Subject: Re: regexec(3) is broken or I am
To: None <netbsd-help@netbsd.org>
From: Christos Zoulas <christos@astron.com>
List: netbsd-help
Date: 11/29/2005 01:00:17
In article <20051128234142.GA5519@oak.schemamania.org>,
 <jklowden@schemamania.org> wrote:
>I thought I understood regexec(3), but either I don't or it doesn't.
>Would any of the assembled gurus like to debug my code?  Please? 
>
>AIUI, regcomp(3) returns the number of parenthesized subexpressions
>in regex_t::re_nsub.  Then regexec fills the regmatch_t array with
>offset pairs.  The first array element describes the overall match,
>and the subsequent elements describe the subexpressions, in order
>of appearance by left parenthesis.
>
>I find the following anomalies:
>
>1.  rm_so and rm_eo are zero-based if no parentheses are present,
>else are 1-based.
>
>2.  Standard character class names aren't recognized, even with
>REG_EXTENDED.
>
>3.  Offsets are often wrong. 
>
>4.  Multiple parenthesized subexpressions don't match.  
>
>5.  If the RE matches more than once, the last match should be 
>returned, but isn't. 
>
>I can't believe the library is that broken.  I didn't find a bug
>report.  Google turned up several uses of regexec in the /usr/src,
>but none (that I noticed) that use multiple subexpressions.  

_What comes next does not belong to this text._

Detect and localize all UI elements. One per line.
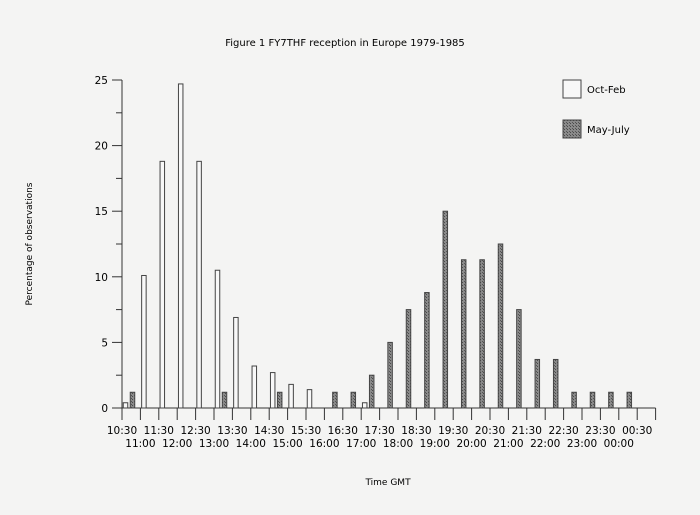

>I'm sure it's my test program, but for the life of me I don't see
>what's wrong.  The attached simple program and output illustrates
>the problems.
>
>I am using 2.0_BETA:
>$ uname -a |sed 's/autobuild.*$//'
>NetBSD hello.acml.com 2.0_BETA NetBSD 2.0_BETA (GENERIC) #0: Thu Sep 23
>02:37:20 UTC 2004  
>
>Am I writing the wrong program, or misunderstanding the documentation?  
>
>Many thanks for your kind attention.
>

Can you send your input file too?

christos